Sobresalto

De sobresalto en sobresalto es el modus vivendi de nuestra convivencia social.
Hemos normalizado el ruido, la crispación y el abuso al punto de que lo verdaderamente extraordinario es la injusticia, y no el respeto; el grito, y no el silencio que permite pensar; el escondrijo seguro, y no la valentía de aprender a caminar.
Vivimos en alerta permanente, como si la estabilidad fuera un privilegio ajeno y la convivencia un pacto siempre a punto de romperse. Y nada de esto es nuevo ni accidental.
Durante años, atestiguamos alborotos, corruptelas y despropósitos que dejaron de ser episodios aislados para convertirse en hábitos. Más todavía con el auge narco-delincuencial. De ahí que -profetas jugados- que no quisieron o no pudieron hacer realidad su oferta de servicio, no sean el mejor ejemplo a seguir ni única opción a escuchar.
Se dice que se aprende con el ejemplo, pero se escarmienta con el fracaso.
El sobresalto repetido erosionó la confianza colectiva y debilitó la memoria social: por eso, olvidamos rápido lo que indigna, pero recordamos con precisión aquello que divide.
La excepción se volvió regla y la cordura, un acto casi heroico.
En este clima, a empellones, intencionalmente se construye un relato de desgaste, incomodidad social y reiteradas acusaciones de “ineficiencia”, “abandono” e “incumplimiento” para instalar la idea del fracaso como verdad anticipada y justificar una revocatoria de mandato basada más en la insistencia que en el análisis.
No se discuten procesos ni contextos ¿para qué?
La oposición, martilla una consigna a través de algún recadero. Pero sorprende, la ligereza con la que algunos otros “eruditos” sostienen que dos años bastan para revertir décadas de deterioro institucional y económico.
La exigencia, además de ingenua resulta selectiva: supone que todo puede corregirse de inmediato, siempre que se atiendan -claro está- expectativas de quienes históricamente han hecho de la presión su principal oficio y vuelven hoy con su andanada de privilegios.
Así, la crítica, indispensable en democracia, corre el riesgo de degradarse en instrumento de desgaste.
El tiempo se acorta según la conveniencia, la paciencia desaparece cuando no coincide con intereses particulares y el debate público se empobrece, reemplazando la evaluación serena por el veredicto apresurado y la responsabilidad compartida por la cómoda búsqueda de un único culpable.
Poco o nada se dice de avances que sí existen, en materia de relaciones internacionales, cooperación en seguridad, esfuerzos de ajuste económico, financiamiento y corrección inflacionaria. No son definitivos ni suficientes frente a la magnitud de problemas heredados, pero ignorarlos deliberadamente no es crítica; suena más bien a deshonestidad intelectual, ya que reconocerlos no implica complacencia; implica rigor.
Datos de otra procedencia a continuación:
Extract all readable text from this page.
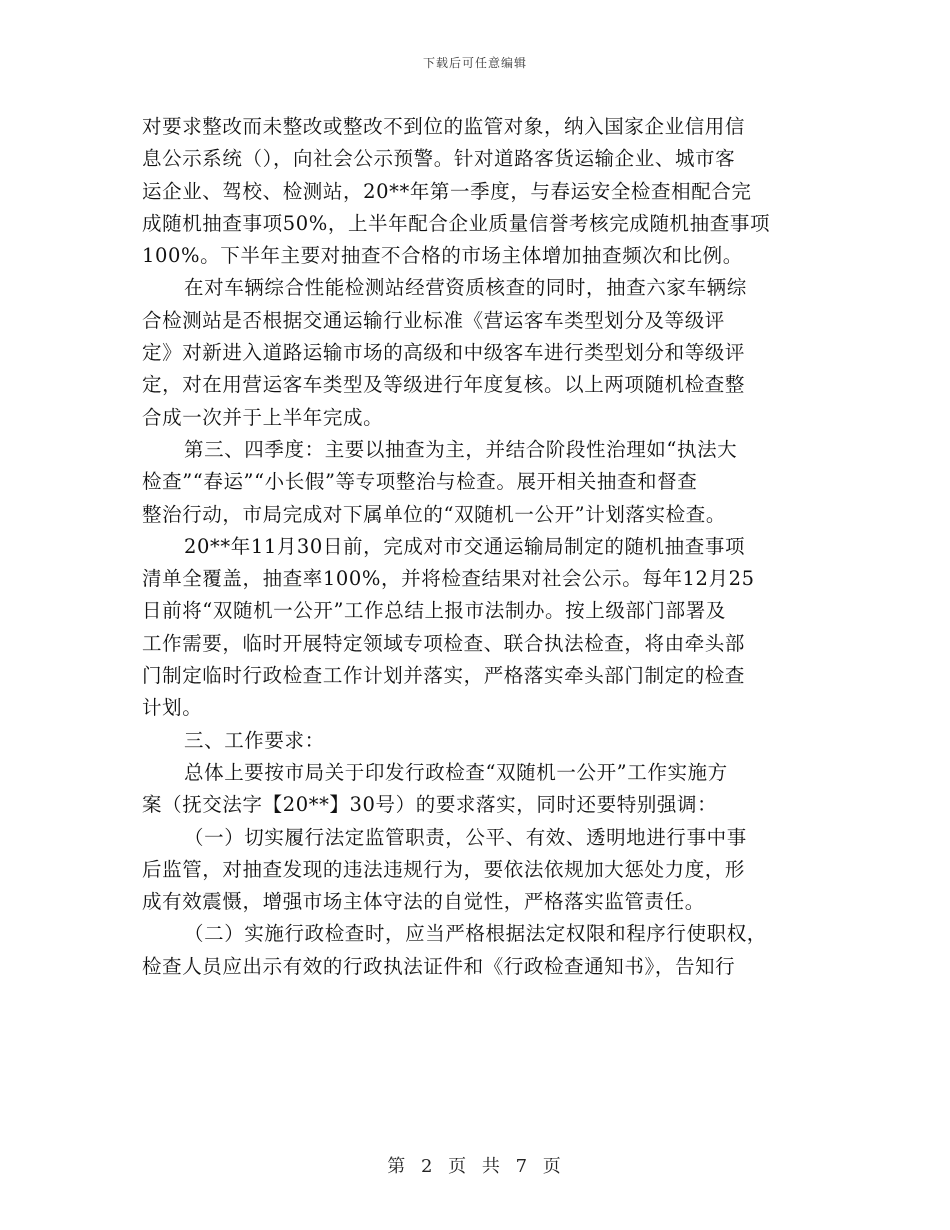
下载后可任意编辑

对要求整改而未整改或整改不到位的监管对象，纳入国家企业信用信
息公示系统（），向社会公示预警。针对道路客货运输企业、城市客
运企业、驾校、检测站，20**年第一季度，与春运安全检查相配合完
成随机抽查事项50%，上半年配合企业质量信誉考核完成随机抽查事项
100%。下半年主要对抽查不合格的市场主体增加抽查频次和比例。

在对车辆综合性能检测站经营资质核查的同时，抽查六家车辆综
合检测站是否根据交通运输行业标准《营运客车类型划分及等级评
定》对新进入道路运输市场的高级和中级客车进行类型划分和等级评
定，对在用营运客车类型及等级进行年度复核。以上两项随机检查整
合成一次并于上半年完成。

第三、四季度：主要以抽查为主，并结合阶段性治理如“执法大
检查”“春运”“小长假”等专项整治与检查。展开相关抽查和督查
整治行动，市局完成对下属单位的“双随机一公开”计划落实检查。

20**年11月30日前，完成对市交通运输局制定的随机抽查事项
清单全覆盖，抽查率100%，并将检查结果对社会公示。每年12月25
日前将“双随机一公开”工作总结上报市法制办。按上级部门部署及
工作需要，临时开展特定领域专项检查、联合执法检查，将由牵头部
门制定临时行政检查工作计划并落实，严格落实牵头部门制定的检查
计划。

三、工作要求：

总体上要按市局关于印发行政检查“双随机一公开”工作实施方
案（抚交法字【20**】30号）的要求落实，同时还要特别强调：

（一）切实履行法定监管职责，公平、有效、透明地进行事中事
后监管，对抽查发现的违法违规行为，要依法依规加大惩处力度，形
成有效震慑，增强市场主体守法的自觉性，严格落实监管责任。

（二）实施行政检查时，应当严格根据法定权限和程序行使职权，
检查人员应出示有效的行政执法证件和《行政检查通知书》，告知行

第 2 页 共 7 页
Cómo se ve, el problema no es solo señalar lo que falta, sino negar sistemáticamente cualquier esfuerzo, para evitar que se suceda el análisis con un balance adecuado.
En ese marco binario -todo está mal o nada cuenta- la discusión deja de servir al interés común y se limita a erosionar lo existente.
La crítica pierde entonces su vocación constructiva y se convierte en herramienta de conveniencia.
Lo anterior no significa cerrar anticipadamente puertas a la fiscalización y verificación de acciones y gestiones gubernamentales. Estoy convencido que no solo hay que permitir, hay que impulsar y conseguir sanción a las incorrecciones.
Sin embargo, quizás convenga recordar que el árbol de la convivencia aún tiene raíces. Y aunque sus hojas tiemblan, cuidarlo exige algo más que sobresaltos permanentes. Exige memoria, mesura y una crítica que, en lugar de secar y agrietar, ayude a sostener, abonar y reponerlo, para fortalecer su permanencia y crecimiento.
Dejar de pedir “peras al olmo” es una opción a explorar que nunca está por demás…. Vivir políticamente de aventura en aventura, en cambio… no nos hace ningún bien como país.